Significant disparities in PC diagnosis, management and treatment continue to exist in diverse populations. Many unexplored mechanisms linking human diversity in PC and the oral microbiome offer a wide array of opportunities for future intervention. PC is a particularly devastating disease due to the lack of effective screening tools [123]. Changes in the oral microbiome are identifiable in PC patients prior to the onset of disease. It is easily accessible and reflects an individual’s overall health status. Given these features, the oral microbiome conceivably offers a noninvasive screening method by identifying those at higher risk of developing PC.

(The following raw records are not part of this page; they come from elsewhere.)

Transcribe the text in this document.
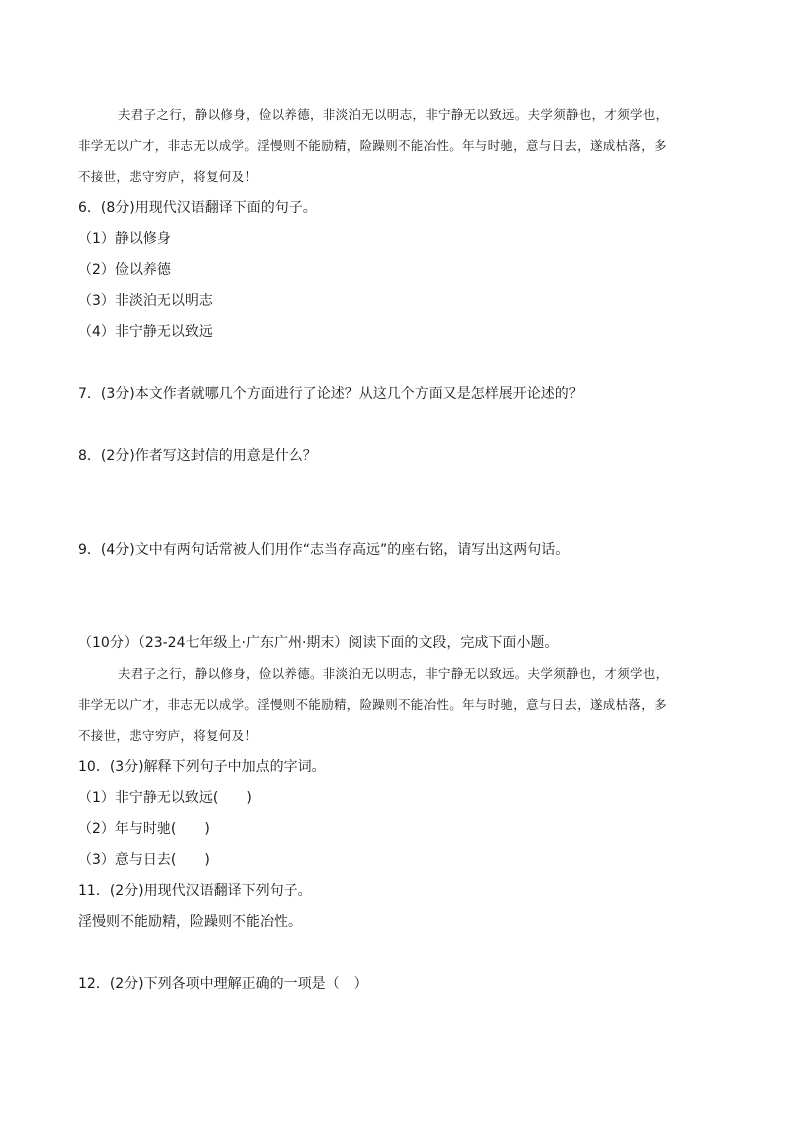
夫君子之行，静以修身，俭以养德，非淡泊无以明志，非宁静无以致远。夫学须静也，才须学也，
非学无以广才，非志无以成学。淫慢则不能励精，险躁则不能冶性。年与时驰，意与日去，遂成枯落，多
不接世，悲守穷庐，将复何及！
6．(8分)用现代汉语翻译下面的句子。
（1）静以修身
（2）俭以养德
（3）非淡泊无以明志
（4）非宁静无以致远
7．(3分)本文作者就哪几个方面进行了论述？从这几个方面又是怎样展开论述的？
8．(2分)作者写这封信的用意是什么？
9．(4分)文中有两句话常被人们用作“志当存高远”的座右铭，请写出这两句话。
（10分）（23-24七年级上·广东广州·期末）阅读下面的文段，完成下面小题。
夫君子之行，静以修身，俭以养德。非淡泊无以明志，非宁静无以致远。夫学须静也，才须学也，
非学无以广才，非志无以成学。淫慢则不能励精，险躁则不能冶性。年与时驰，意与日去，遂成枯落，多
不接世，悲守穷庐，将复何及！
10．(3分)解释下列句子中加点的字词。
（1）非宁静无以致远(　　)
（2）年与时驰(　　)
（3）意与日去(　　)
11．(2分)用现代汉语翻译下列句子。
淫慢则不能励精，险躁则不能冶性。
12．(2分)下列各项中理解正确的一项是（　）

As more data emerges about how the pancreatic microbiome affects the efficacy of chemotherapeutics and immunotherapies, analysis of the oral microbiome also has the potential to impact the future management and treatment of patients with PC. Oral microbial sampling could potentially be utilized to choose treatment modality and gauge response in patients undergoing surgical resection, radiation or chemotherapy.

Moreover, manipulation of oral microorganisms holds promise for future therapeutic options. The correction of oral dysbiosis through the use of antibiotics, prebiotics, probiotics and microbial transplantation may potentially disrupt protumorigenic pathways [124]. The clinical application of microbiota modification also has the potential to improve treatment efficacy and sustainability in PC. When designing and implementing novel screening and therapeutic techniques in PC, it is crucial to consider the effect of human diversity and biologic heterogeneity on the oral microbiome. As the medical and research community move closer toward the new horizon of precision medicine, the oral microbiome has the opportunity to be on the forefront of medical innovation in patients with PC.